An earlier evaluation of the New Zealand child protection program ‘Keeping Ourselves Safe’ found, inter alia, that girls with learning problems were highly vulnerable to drugs, sexual abuse and violence (Briggs & Hawkins 1996a). This led to the present study, the aim of which was to focus specifically on children with learning disabilities, and to include data from boys as well as girls.
Quantitative and qualitative data were collected from one hundred and sixteen students aged 11–17 years (61 females and 55 males) who were interviewed in special education units.

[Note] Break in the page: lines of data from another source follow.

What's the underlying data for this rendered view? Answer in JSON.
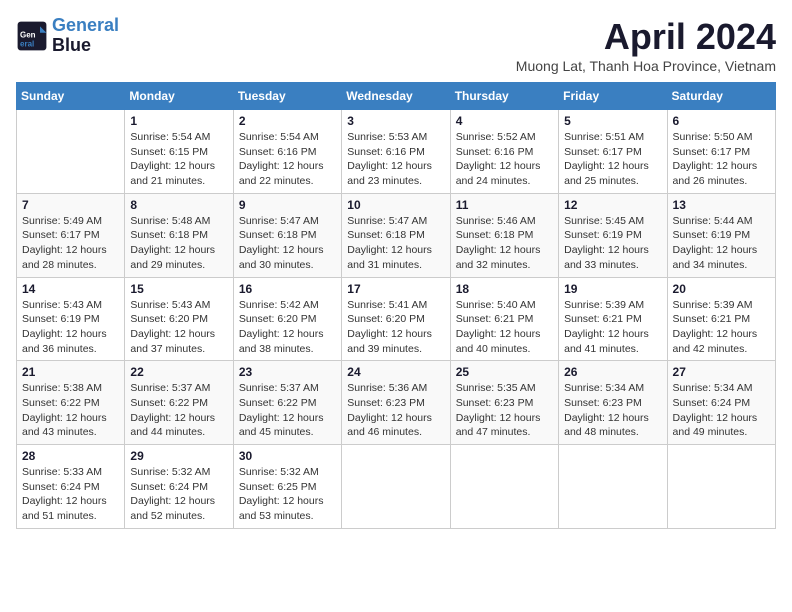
{
  "header": {
    "logo_line1": "General",
    "logo_line2": "Blue",
    "month_title": "April 2024",
    "location": "Muong Lat, Thanh Hoa Province, Vietnam"
  },
  "weekdays": [
    "Sunday",
    "Monday",
    "Tuesday",
    "Wednesday",
    "Thursday",
    "Friday",
    "Saturday"
  ],
  "weeks": [
    [
      {
        "day": "",
        "info": ""
      },
      {
        "day": "1",
        "info": "Sunrise: 5:54 AM\nSunset: 6:15 PM\nDaylight: 12 hours\nand 21 minutes."
      },
      {
        "day": "2",
        "info": "Sunrise: 5:54 AM\nSunset: 6:16 PM\nDaylight: 12 hours\nand 22 minutes."
      },
      {
        "day": "3",
        "info": "Sunrise: 5:53 AM\nSunset: 6:16 PM\nDaylight: 12 hours\nand 23 minutes."
      },
      {
        "day": "4",
        "info": "Sunrise: 5:52 AM\nSunset: 6:16 PM\nDaylight: 12 hours\nand 24 minutes."
      },
      {
        "day": "5",
        "info": "Sunrise: 5:51 AM\nSunset: 6:17 PM\nDaylight: 12 hours\nand 25 minutes."
      },
      {
        "day": "6",
        "info": "Sunrise: 5:50 AM\nSunset: 6:17 PM\nDaylight: 12 hours\nand 26 minutes."
      }
    ],
    [
      {
        "day": "7",
        "info": "Sunrise: 5:49 AM\nSunset: 6:17 PM\nDaylight: 12 hours\nand 28 minutes."
      },
      {
        "day": "8",
        "info": "Sunrise: 5:48 AM\nSunset: 6:18 PM\nDaylight: 12 hours\nand 29 minutes."
      },
      {
        "day": "9",
        "info": "Sunrise: 5:47 AM\nSunset: 6:18 PM\nDaylight: 12 hours\nand 30 minutes."
      },
      {
        "day": "10",
        "info": "Sunrise: 5:47 AM\nSunset: 6:18 PM\nDaylight: 12 hours\nand 31 minutes."
      },
      {
        "day": "11",
        "info": "Sunrise: 5:46 AM\nSunset: 6:18 PM\nDaylight: 12 hours\nand 32 minutes."
      },
      {
        "day": "12",
        "info": "Sunrise: 5:45 AM\nSunset: 6:19 PM\nDaylight: 12 hours\nand 33 minutes."
      },
      {
        "day": "13",
        "info": "Sunrise: 5:44 AM\nSunset: 6:19 PM\nDaylight: 12 hours\nand 34 minutes."
      }
    ],
    [
      {
        "day": "14",
        "info": "Sunrise: 5:43 AM\nSunset: 6:19 PM\nDaylight: 12 hours\nand 36 minutes."
      },
      {
        "day": "15",
        "info": "Sunrise: 5:43 AM\nSunset: 6:20 PM\nDaylight: 12 hours\nand 37 minutes."
      },
      {
        "day": "16",
        "info": "Sunrise: 5:42 AM\nSunset: 6:20 PM\nDaylight: 12 hours\nand 38 minutes."
      },
      {
        "day": "17",
        "info": "Sunrise: 5:41 AM\nSunset: 6:20 PM\nDaylight: 12 hours\nand 39 minutes."
      },
      {
        "day": "18",
        "info": "Sunrise: 5:40 AM\nSunset: 6:21 PM\nDaylight: 12 hours\nand 40 minutes."
      },
      {
        "day": "19",
        "info": "Sunrise: 5:39 AM\nSunset: 6:21 PM\nDaylight: 12 hours\nand 41 minutes."
      },
      {
        "day": "20",
        "info": "Sunrise: 5:39 AM\nSunset: 6:21 PM\nDaylight: 12 hours\nand 42 minutes."
      }
    ],
    [
      {
        "day": "21",
        "info": "Sunrise: 5:38 AM\nSunset: 6:22 PM\nDaylight: 12 hours\nand 43 minutes."
      },
      {
        "day": "22",
        "info": "Sunrise: 5:37 AM\nSunset: 6:22 PM\nDaylight: 12 hours\nand 44 minutes."
      },
      {
        "day": "23",
        "info": "Sunrise: 5:37 AM\nSunset: 6:22 PM\nDaylight: 12 hours\nand 45 minutes."
      },
      {
        "day": "24",
        "info": "Sunrise: 5:36 AM\nSunset: 6:23 PM\nDaylight: 12 hours\nand 46 minutes."
      },
      {
        "day": "25",
        "info": "Sunrise: 5:35 AM\nSunset: 6:23 PM\nDaylight: 12 hours\nand 47 minutes."
      },
      {
        "day": "26",
        "info": "Sunrise: 5:34 AM\nSunset: 6:23 PM\nDaylight: 12 hours\nand 48 minutes."
      },
      {
        "day": "27",
        "info": "Sunrise: 5:34 AM\nSunset: 6:24 PM\nDaylight: 12 hours\nand 49 minutes."
      }
    ],
    [
      {
        "day": "28",
        "info": "Sunrise: 5:33 AM\nSunset: 6:24 PM\nDaylight: 12 hours\nand 51 minutes."
      },
      {
        "day": "29",
        "info": "Sunrise: 5:32 AM\nSunset: 6:24 PM\nDaylight: 12 hours\nand 52 minutes."
      },
      {
        "day": "30",
        "info": "Sunrise: 5:32 AM\nSunset: 6:25 PM\nDaylight: 12 hours\nand 53 minutes."
      },
      {
        "day": "",
        "info": ""
      },
      {
        "day": "",
        "info": ""
      },
      {
        "day": "",
        "info": ""
      },
      {
        "day": "",
        "info": ""
      }
    ]
  ]
}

Their common characteristics were that they had all been assessed as being 3 years or more behind their chronological age group in their development and achievement, they needed individually planned curricula across the range of school subjects, and they had all previously attended mainstream schools throughout the North and South Islands of New Zealand.
The study confirmed the vulnerability of children with learning disabilities to the risks of drugs, violence, psychological bullying, pornography and sexual abuse. Significant levels of violence in both schools and the home were found. The study also showed the need for special attention for the protection of boys.
It is possible that children with learning disabilities were targeted because they were seen as safer targets in terms of an expectation that they would be less aware of the difference between right and wrong and less likely than other children to make a report about any abusive behaviour. If this speculative hypothesis is correct, it means that children with learning disabilities require even more vigilant forms of protection than other children.